Of note, this law does NOT change the age at which Qualified Charitable Distributions (QCDs) can begin. That age is still 70.5. (More on QCDs below.)
2. Changes in catch-up contributions for high earners
Starting in 2024, if you make more than $145,000 in wages and are over 50, you have to make your catch-up contributions in Roth accounts rather than pre-tax accounts.
If any of the following applies, you don’t have to worry about this one:
- You’re under 50
- You make less than $145,000
- You make more than $145,000 but it’s self-employment income
- You make more than $145,000 in wages, but aren’t contributing enough to make catch-up contributions
The language around this rule is a bit of a mess, and I expect there will be some eventual clarifications, but if none of the above applies to you, you should start planning for slightly higher taxes starting next year.
If this rule is relevant for you, the bad news is that your current tax bill is going to go up. The good news is that your retirement tax bill should be going down. Whether that is a net benefit will depend on your personal circumstances.
3. Two new Qualified Charitable Distribution (QCD) rules
Ever since the QCD was created, the annual limit on distributions one could make directly to charity without having to include those distributions in one’s income for tax purposes has been $100,000. Starting in 2024, that amount will be indexed to inflation.
There is also a provision for allowing a one-time gift from an IRA to a charitable remainder trust (CRT) or a charitable gift annuity (CGA), entities that were previously prohibited from participating in the receipt of QCDs.
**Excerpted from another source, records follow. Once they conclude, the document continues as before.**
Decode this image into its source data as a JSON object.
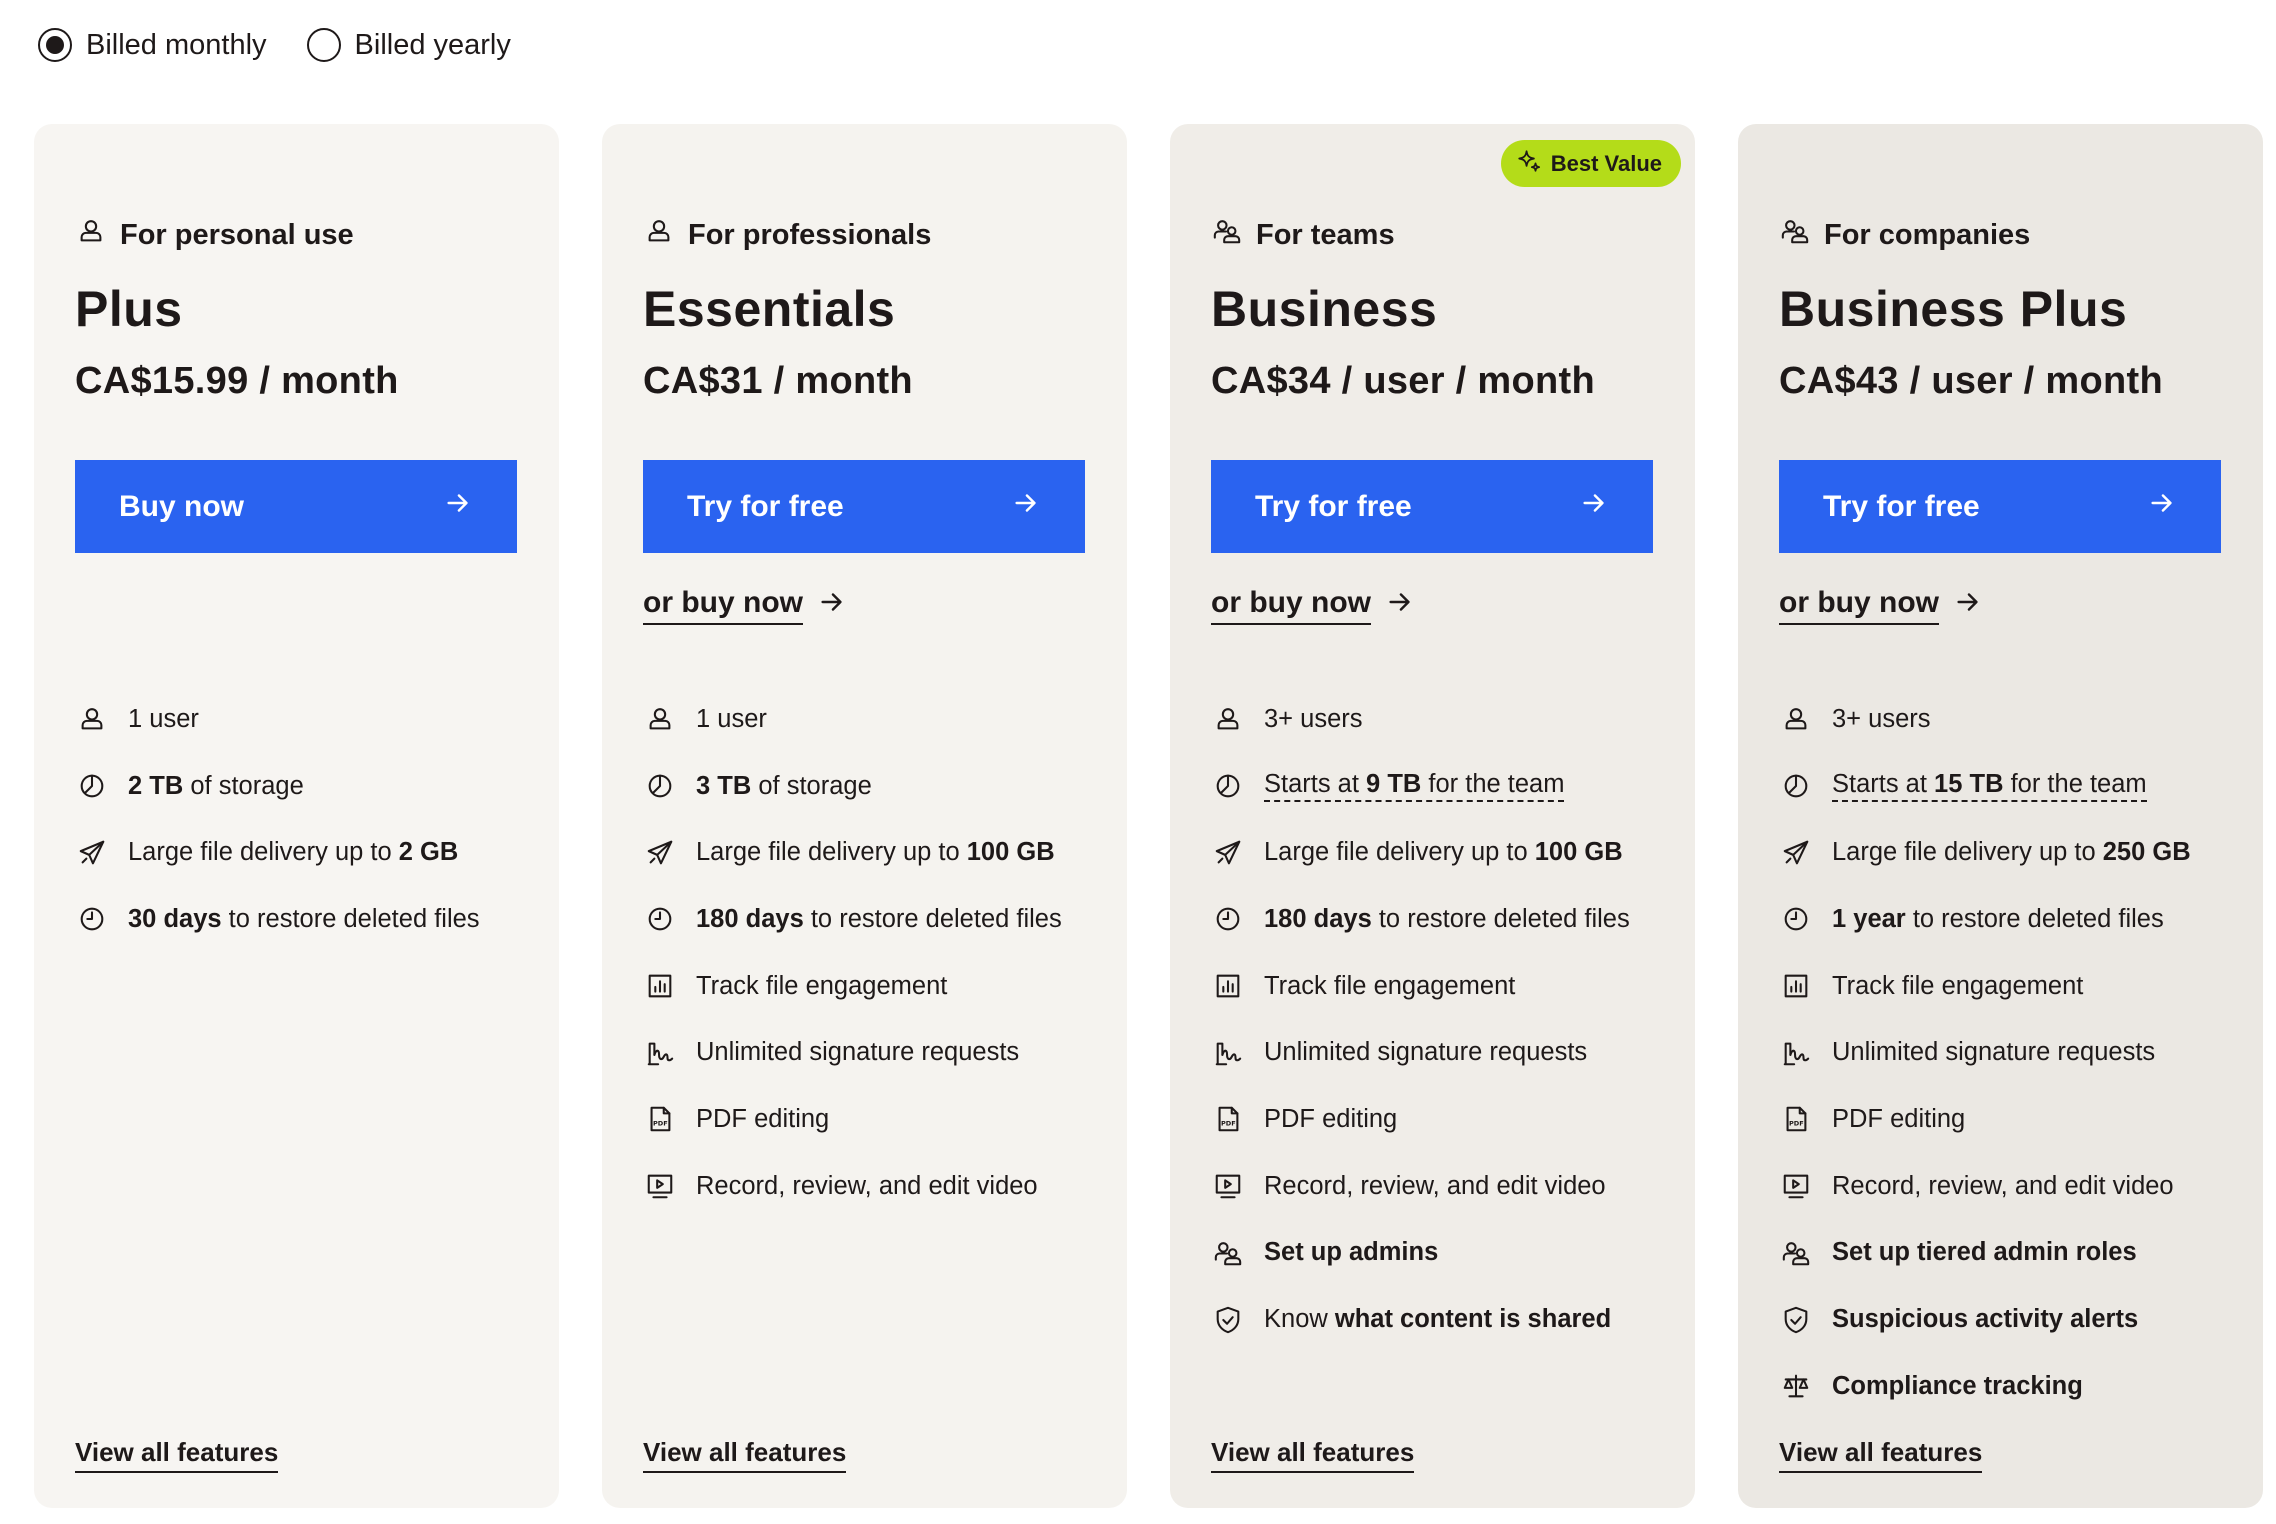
{
  "billing": {
    "options": [
      {
        "label": "Billed monthly",
        "selected": true
      },
      {
        "label": "Billed yearly",
        "selected": false
      }
    ]
  },
  "plans": [
    {
      "bg": "#f7f5f2",
      "audience": "For personal use",
      "audience_icon": "person-icon",
      "name": "Plus",
      "price": "CA$15.99 / month",
      "cta": "Buy now",
      "buy_link": "",
      "badge": "",
      "features": [
        {
          "icon": "person-icon",
          "parts": [
            {
              "t": "1 user"
            }
          ]
        },
        {
          "icon": "storage-pie-icon",
          "parts": [
            {
              "t": "2 TB",
              "b": true
            },
            {
              "t": " of storage"
            }
          ]
        },
        {
          "icon": "paper-plane-icon",
          "parts": [
            {
              "t": "Large file delivery up to "
            },
            {
              "t": "2 GB",
              "b": true
            }
          ]
        },
        {
          "icon": "clock-icon",
          "parts": [
            {
              "t": "30 days",
              "b": true
            },
            {
              "t": " to restore deleted files"
            }
          ]
        }
      ],
      "view_all": "View all features"
    },
    {
      "bg": "#f5f3ef",
      "audience": "For professionals",
      "audience_icon": "person-icon",
      "name": "Essentials",
      "price": "CA$31 / month",
      "cta": "Try for free",
      "buy_link": "or buy now",
      "badge": "",
      "features": [
        {
          "icon": "person-icon",
          "parts": [
            {
              "t": "1 user"
            }
          ]
        },
        {
          "icon": "storage-pie-icon",
          "parts": [
            {
              "t": "3 TB",
              "b": true
            },
            {
              "t": " of storage"
            }
          ]
        },
        {
          "icon": "paper-plane-icon",
          "parts": [
            {
              "t": "Large file delivery up to "
            },
            {
              "t": "100 GB",
              "b": true
            }
          ]
        },
        {
          "icon": "clock-icon",
          "parts": [
            {
              "t": "180 days",
              "b": true
            },
            {
              "t": " to restore deleted files"
            }
          ]
        },
        {
          "icon": "bar-chart-icon",
          "parts": [
            {
              "t": "Track file engagement"
            }
          ]
        },
        {
          "icon": "signature-icon",
          "parts": [
            {
              "t": "Unlimited signature requests"
            }
          ]
        },
        {
          "icon": "pdf-icon",
          "parts": [
            {
              "t": "PDF editing"
            }
          ]
        },
        {
          "icon": "video-icon",
          "parts": [
            {
              "t": "Record, review, and edit video"
            }
          ]
        }
      ],
      "view_all": "View all features"
    },
    {
      "bg": "#f0ede8",
      "audience": "For teams",
      "audience_icon": "team-icon",
      "name": "Business",
      "price": "CA$34 / user / month",
      "cta": "Try for free",
      "buy_link": "or buy now",
      "badge": "Best Value",
      "features": [
        {
          "icon": "person-icon",
          "parts": [
            {
              "t": "3+ users"
            }
          ]
        },
        {
          "icon": "storage-pie-icon",
          "dashed": true,
          "parts": [
            {
              "t": "Starts at "
            },
            {
              "t": "9 TB",
              "b": true
            },
            {
              "t": " for the team"
            }
          ]
        },
        {
          "icon": "paper-plane-icon",
          "parts": [
            {
              "t": "Large file delivery up to "
            },
            {
              "t": "100 GB",
              "b": true
            }
          ]
        },
        {
          "icon": "clock-icon",
          "parts": [
            {
              "t": "180 days",
              "b": true
            },
            {
              "t": " to restore deleted files"
            }
          ]
        },
        {
          "icon": "bar-chart-icon",
          "parts": [
            {
              "t": "Track file engagement"
            }
          ]
        },
        {
          "icon": "signature-icon",
          "parts": [
            {
              "t": "Unlimited signature requests"
            }
          ]
        },
        {
          "icon": "pdf-icon",
          "parts": [
            {
              "t": "PDF editing"
            }
          ]
        },
        {
          "icon": "video-icon",
          "parts": [
            {
              "t": "Record, review, and edit video"
            }
          ]
        },
        {
          "icon": "team-icon",
          "parts": [
            {
              "t": "Set up admins",
              "b": true
            }
          ]
        },
        {
          "icon": "shield-icon",
          "parts": [
            {
              "t": "Know "
            },
            {
              "t": "what content is shared",
              "b": true
            }
          ]
        }
      ],
      "view_all": "View all features"
    },
    {
      "bg": "#ebe8e3",
      "audience": "For companies",
      "audience_icon": "team-icon",
      "name": "Business Plus",
      "price": "CA$43 / user / month",
      "cta": "Try for free",
      "buy_link": "or buy now",
      "badge": "",
      "features": [
        {
          "icon": "person-icon",
          "parts": [
            {
              "t": "3+ users"
            }
          ]
        },
        {
          "icon": "storage-pie-icon",
          "dashed": true,
          "parts": [
            {
              "t": "Starts at "
            },
            {
              "t": "15 TB",
              "b": true
            },
            {
              "t": " for the team"
            }
          ]
        },
        {
          "icon": "paper-plane-icon",
          "parts": [
            {
              "t": "Large file delivery up to "
            },
            {
              "t": "250 GB",
              "b": true
            }
          ]
        },
        {
          "icon": "clock-icon",
          "parts": [
            {
              "t": "1 year",
              "b": true
            },
            {
              "t": " to restore deleted files"
            }
          ]
        },
        {
          "icon": "bar-chart-icon",
          "parts": [
            {
              "t": "Track file engagement"
            }
          ]
        },
        {
          "icon": "signature-icon",
          "parts": [
            {
              "t": "Unlimited signature requests"
            }
          ]
        },
        {
          "icon": "pdf-icon",
          "parts": [
            {
              "t": "PDF editing"
            }
          ]
        },
        {
          "icon": "video-icon",
          "parts": [
            {
              "t": "Record, review, and edit video"
            }
          ]
        },
        {
          "icon": "team-icon",
          "parts": [
            {
              "t": "Set up tiered admin roles",
              "b": true
            }
          ]
        },
        {
          "icon": "shield-icon",
          "parts": [
            {
              "t": "Suspicious activity alerts",
              "b": true
            }
          ]
        },
        {
          "icon": "scale-icon",
          "parts": [
            {
              "t": "Compliance tracking",
              "b": true
            }
          ]
        }
      ],
      "view_all": "View all features"
    }
  ],
  "colors": {
    "accent": "#2a63f0",
    "badge": "#b4dc19",
    "text": "#1e1919"
  }
}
If you’re giving away a lot to charity every year, starting in 2024 you’ll be able to give away a little more without having to itemize to get the tax benefit.
As far as the charitable remainder trusts and charitable gift annuities, the limitations on amounts allowed and tax treatment of eventual distributions from CRTs means that this will be a strategy that will make sense for almost nobody. CGAs would be more attractive as targets for QCDs, but still not especially attractive. This is one of those provisions that I don’t expect will have much of an impact except in very limited circumstances.
4. Roth option added to SIMPLE and SEP IRAs
This one is pretty straightforward: if you’re a business owner, you can now allow your employees, including you, to make Roth contributions to a SIMPLE or SEP IRA. Keep in mind that the custodians who handle these contributions will need some time to add that functionality into their systems, but that should be accomplished some time this year.
For most business owners, especially those with employees, you’re probably making enough that you’d rather make pre-tax contributions anyway, but having the Roth option might be useful in a year with unusually low income.
5. New option for surviving spouse beneficiaries of retirement accounts
Widows and widowers will now have the option to elect to be treated as their deceased spouse with respect to RMDs.
File this one under "Unpleasant Things To Contemplate for $1,000, Alex." Sometimes my job involves contemplating those unpleasant things so my clients don't have to until it becomes a reality.
This will primarily benefit people whose deceased spouse was younger than they were. Electing to be treated as the deceased spouse in that case will allow RMDs to be delayed for longer and RMD amounts to be smaller than they otherwise would have been if the account had been rolled over into the older spouse’s IRA, thus decreasing one’s tax burden.
Putting It All Together
With the exception of those folks born in 1951 who now don't have to take an RMD this year, none of this is particularly urgent.
None of these rules, on their own, should have an enormous impact. However, it's important to keep abreast of these changes as, in aggregate, they can make a significant difference in the taxes you pay in retirement, and proactive planning for these new rules can go a long way!